SHAKOPEE, Minn. - Horse racing can be one of the most exciting spectacles in sports, but at Canterbury Park that excitement level has never been higher.
"We expect it to be the biggest year but we expect to keep growing," said John Groen, Canterbury's marketing director.
With days to go before the first race of the year, all you have to do is take a trip to the stables and see for yourself.
There are 1600 stalls on the race track property, for the first time since 1991 they are all full with a thousand more on a waiting list.
And more horse owners and racing companies are heading to Canterbury.
Midwest Thoroughbreds Inc, which had the most racing victories in the country last year, decided to keep some of its horses at Canterbury Park this year rather than ship them in for races.
"The one thing that attracted it to us was the money getting better. That's what it boils down to," said Cory Jensen, assistant trainer for Midwest Thoroughbreds Inc.

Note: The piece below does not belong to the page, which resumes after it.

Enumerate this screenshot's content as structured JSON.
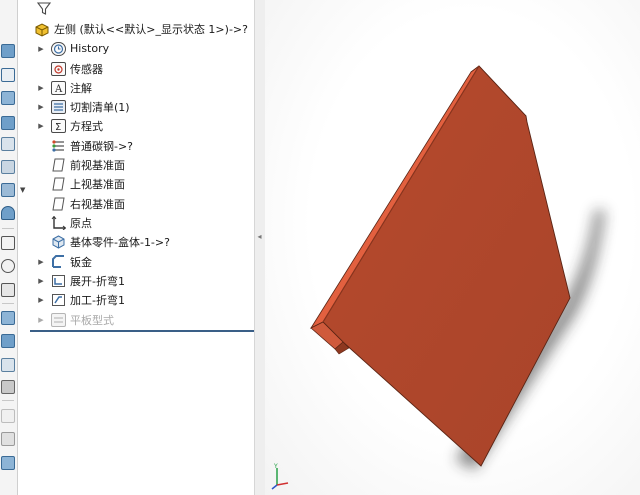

Jensen is talking about the purse money, which has increased dramatically after a 10 year $75-million marketing deal with Canterbury Park and Mystic Lake Casino, which the two signed last year.
"Stables are full, horses are going to be here, it means more exciting and competitive racing for the fans," said Groen.
But the increase in money and excitement goes far beyond the track in Shakopee.
Dean Benson runs Wood-Mere Farms in Webster where race horses come to retire and breed more horses. About a year ago they were close to closing up shop.
But now more owners are choosing to breed their horses in Minnesota. Registration of mares or female horses in the state has increased about 77-percent in a year, according to state numbers. That means there will be more Minnesota horses racing in the state, which was near extinction says Benson just a year ago.
Benson, his wife and daughter who run their farm are very busy.
"We've picked up new customers, we picked up new customers from Kentucky, Iowa, Nebraska, and Oklahoma and these are people who have never done business with us before," said Benson.
All thanks, he believes to the deal between Minnesota's largest casino and race track.
"On a scale to one to 10, it's about a 12. It gave the whole industry such a boost in the arm," he said.